French Interior Minister Bernard Cazeneuve called Abdeslam's arrest a "major blow" to ISIS in Europe, but warned that the threat of new attacks remains "extremely high."
Belgium's prime minister also said "the fight is not over."
Molins, the Paris prosecutor, said Abdeslam is suspected not only of being a "key actor in the action" last November in the French capital but also of the logistical planning for the deadly attacks. He said French authorities suspect him of bringing numerous "terrorists" to Europe in the months leading up to the attacks and conducting multiple trips around Europe.
Often using false identities, Abdeslam rented cars starting last July, Molins said, travelling north from Greece and Italy, hitting Hungary in August, Austria in September, and Germany and the Netherlands in October.
Investigators believe Abdeslam drove a car carrying gunmen who took part in the Nov. 13 shootings, rented rooms for them and shopped for detonators.

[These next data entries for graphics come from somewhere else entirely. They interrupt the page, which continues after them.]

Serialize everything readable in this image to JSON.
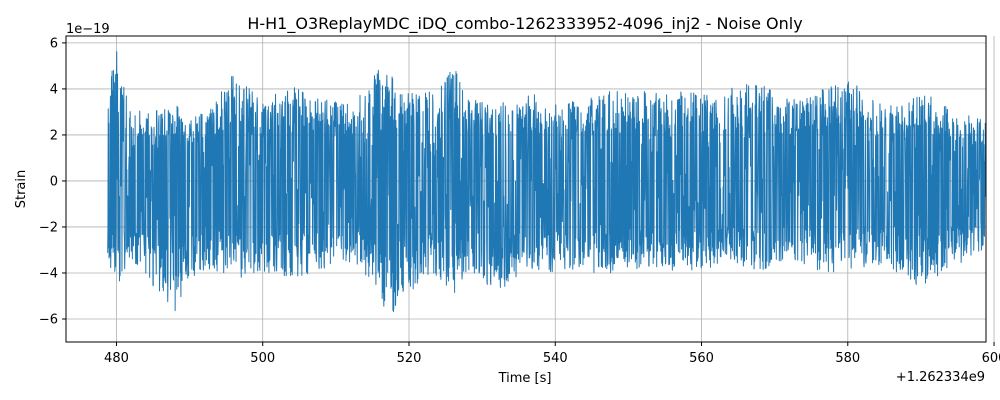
{
  "chart_data": {
    "type": "line",
    "title": "H-H1_O3ReplayMDC_iDQ_combo-1262333952-4096_inj2 - Noise Only",
    "xlabel": "Time [s]",
    "ylabel": "Strain",
    "x_offset_label": "+1.262334e9",
    "y_scale_label": "1e−19",
    "xlim": [
      473.1,
      598.9
    ],
    "ylim": [
      -7.0,
      6.3
    ],
    "x_ticks": [
      480,
      500,
      520,
      540,
      560,
      580,
      600
    ],
    "x_tick_labels": [
      "480",
      "500",
      "520",
      "540",
      "560",
      "580",
      "600"
    ],
    "y_ticks": [
      -6,
      -4,
      -2,
      0,
      2,
      4,
      6
    ],
    "y_tick_labels": [
      "−6",
      "−4",
      "−2",
      "0",
      "2",
      "4",
      "6"
    ],
    "grid": true,
    "line_color": "#1f77b4",
    "series": [
      {
        "x_range": [
          478.8,
          598.8
        ],
        "envelope_x": [
          478.8,
          480.0,
          482.0,
          485.0,
          488.0,
          490.0,
          493.0,
          496.0,
          500.0,
          504.0,
          508.0,
          512.0,
          516.0,
          517.0,
          520.0,
          524.0,
          526.0,
          528.0,
          532.0,
          536.0,
          540.0,
          544.0,
          548.0,
          552.0,
          556.0,
          560.0,
          564.0,
          568.0,
          572.0,
          576.0,
          580.0,
          584.0,
          588.0,
          590.0,
          594.0,
          598.8
        ],
        "envelope_upper": [
          4.1,
          5.7,
          3.0,
          3.2,
          3.3,
          3.0,
          3.2,
          4.7,
          3.5,
          4.3,
          3.6,
          3.4,
          5.0,
          5.1,
          3.8,
          3.9,
          5.2,
          3.6,
          3.3,
          3.9,
          3.4,
          3.5,
          4.0,
          3.9,
          3.9,
          3.8,
          4.1,
          4.3,
          3.5,
          3.9,
          4.5,
          3.5,
          3.3,
          4.1,
          3.1,
          2.7
        ],
        "envelope_lower": [
          -3.4,
          -4.8,
          -3.4,
          -4.6,
          -5.7,
          -4.2,
          -3.8,
          -4.3,
          -4.0,
          -4.2,
          -3.9,
          -3.5,
          -4.7,
          -6.4,
          -4.8,
          -4.1,
          -5.1,
          -3.9,
          -4.9,
          -3.8,
          -4.0,
          -4.1,
          -4.0,
          -3.8,
          -3.9,
          -4.0,
          -3.4,
          -4.1,
          -3.3,
          -4.0,
          -3.9,
          -3.6,
          -4.2,
          -4.8,
          -3.8,
          -3.0
        ]
      }
    ]
  }
}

Most of the Paris attackers died on the night of the attacks, including Abdeslam's brother Brahim, who blew himself up.
Abdeslam will appear before a pretrial court on Wednesday, which will decide whether he stays in jail for up to another month.
"If he starts talking, then I presume it will mean he stays longer in Belgium," Belgian federal prosecutor Eric Van der Sypt told The Associated Press.
A 2002 agreement among European Union nations speeds up the extradition process - and for especially grave crimes such as terrorist acts the procedure goes even faster.
"Firstly, the legality of the arrest warrant, the European arrest warrant, has to be checked carefully," said Mary, the defense lawyer.
Belgian Prime Minister Charles Michel told a news conference that his government has no "political objections" to handing Abdeslam over to the French, but wants to fully respect Belgian judicial procedures.
Belgian prosecutors said they were not sure of the identity of the presumed accomplice arrested with Abdeslam and also charged with "terrorist murder." They said he is believed to have used fake Syrian and Belgian documents in two different names.
Meanwhile, two others detained with Abdeslam were released on Saturday, while a third was charged with belonging to a terror group and hiding criminals.
Two other people believed linked to the Paris attacks are still being sought, including fellow Molenbeek resident Mohamed Abrini and a man known under the alias of Soufiane Kayal.
Samia Maktouf, a French lawyer for several survivors and relatives of Paris attack victims, urged Abdeslam's immediate extradition.
"Apart from his (medical) condition, I don't see what might delay his extradition," she told the AP.
After the bloodbath, Abdeslam evaded a huge French dragnet to return to Brussels. He was believed to have slipped through police fingers multiple times despite an international manhunt. At one point, Belgian authorities locked down their capital for several days in November but failed to find him.